Identifying and deleting dark data is the digital equivalent of turning off the lights in an empty building. Tools like Loughborough’s Digital Decarb Readiness Tool and Digital Efficiency Index can help you assess where your organisation currently sits on the spectrum.
5. Build Your Digital Footprint Into Your Marketing Story
There’s an economic side to all this that’s worth noting.
Sustainable business credentials increasingly influence purchasing decisions, particularly among younger consumers and within B2B relationships where partners scrutinise corporate social responsibility. A business that can say “our website runs on verified green hosting and has a carbon footprint of X grams per page view” is saying something measurable and credible – far better than the greenwashing and unverifiable “we care about the planet.”
Being authentic and verifiable is so important, in all sectors of life. It’s something I talk about when it comes to writing CV’s for graduates, but it also applies to businesses trying to sell to people. If you can’t make a claim, evidence it, then stand by it, why should anyone trust you or your service/product? Consumers want to be able to identify themselves with your brand. One of the easiest ways to support that is through shared values.
The businesses best positioned to make that claim actually care, and have made these changes. Whether they compress images, remove dead pages, use a verified host, or take steps to eliminate dark data, these aren’t baseless gestures. You can make these changes to improve your digital presence.
If you’d like help measuring your current digital footprint and building a sustainable web presence that you can talk about, get in touch with me.

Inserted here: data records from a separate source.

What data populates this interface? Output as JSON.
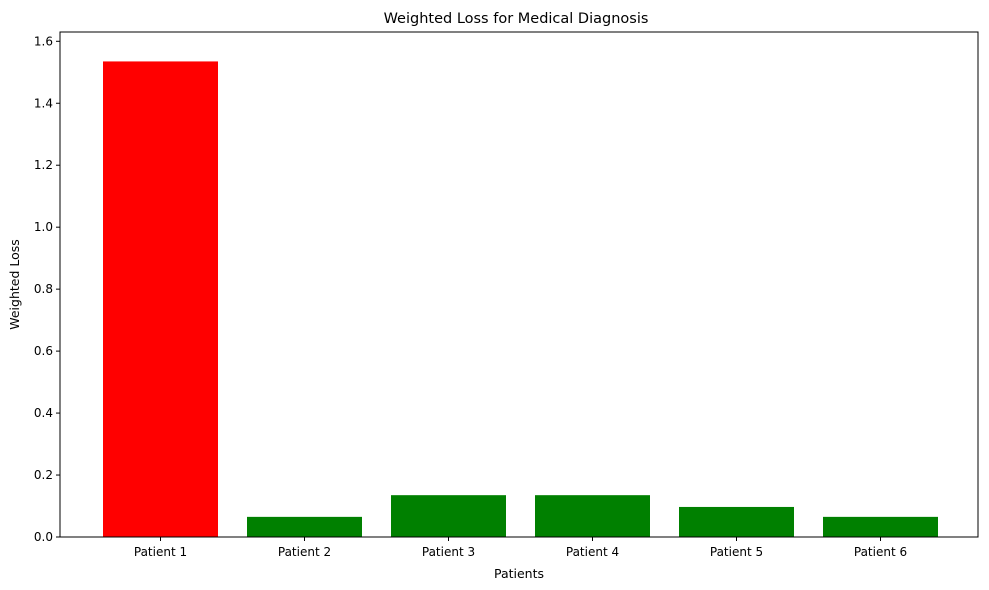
{
  "chart_data": {
    "type": "bar",
    "title": "Weighted Loss for Medical Diagnosis",
    "xlabel": "Patients",
    "ylabel": "Weighted Loss",
    "categories": [
      "Patient 1",
      "Patient 2",
      "Patient 3",
      "Patient 4",
      "Patient 5",
      "Patient 6"
    ],
    "values": [
      1.535,
      0.065,
      0.135,
      0.135,
      0.097,
      0.065
    ],
    "bar_colors": [
      "#ff0000",
      "#008000",
      "#008000",
      "#008000",
      "#008000",
      "#008000"
    ],
    "ylim": [
      0,
      1.63
    ],
    "yticks": [
      0.0,
      0.2,
      0.4,
      0.6,
      0.8,
      1.0,
      1.2,
      1.4,
      1.6
    ],
    "ytick_labels": [
      "0.0",
      "0.2",
      "0.4",
      "0.6",
      "0.8",
      "1.0",
      "1.2",
      "1.4",
      "1.6"
    ],
    "grid": false,
    "legend": "none"
  }
}
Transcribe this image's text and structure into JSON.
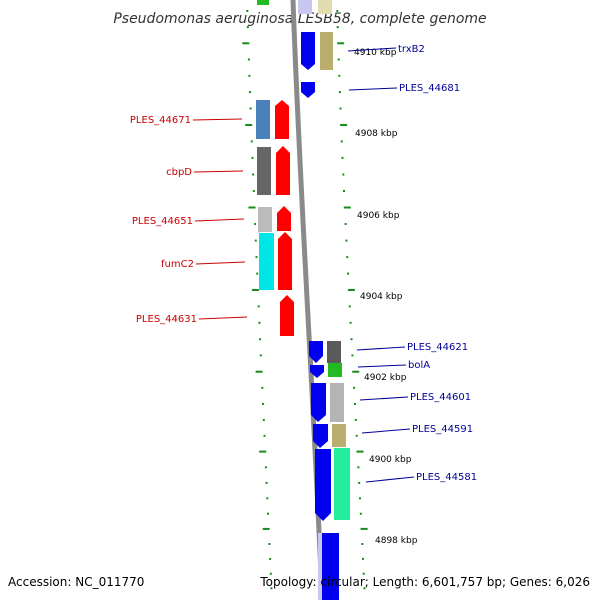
{
  "title": "Pseudomonas aeruginosa LESB58, complete genome",
  "footer": {
    "accession": "Accession: NC_011770",
    "summary": "Topology: circular; Length: 6,601,757 bp; Genes: 6,026"
  },
  "colors": {
    "backbone": "#8a8a8a",
    "scale_ticks": "#1a8a1a",
    "left_labels": "#cc0000",
    "right_labels": "#000099",
    "forward_strand": "#ff0000",
    "reverse_strand": "#0000ee"
  },
  "scale_labels": [
    "4910 kbp",
    "4908 kbp",
    "4906 kbp",
    "4904 kbp",
    "4902 kbp",
    "4900 kbp",
    "4898 kbp"
  ],
  "genes_left": [
    "PLES_44671",
    "cbpD",
    "PLES_44651",
    "fumC2",
    "PLES_44631"
  ],
  "genes_right": [
    "trxB2",
    "PLES_44681",
    "PLES_44621",
    "bolA",
    "PLES_44601",
    "PLES_44591",
    "PLES_44581"
  ]
}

Where to Start Fixing Your Digital Footprint
If you’re not sure where to begin, here’s a simple priority order:
- Run your site through Ecograder – it’s free!
- Check your host on the Green Web Foundation database – again, free! If the database doesn’t list them, consider switching.
- Audit your images – compress everything that doesn’t need to be full-size
- Delete emails you know you won’t open again – make it a habit to remove dark data!
- Remove one dead page from your website – the first one is the hardest!
None of these require a significant time investment. Collectively, they’ll move your business in the right direction, and give you something to talk about!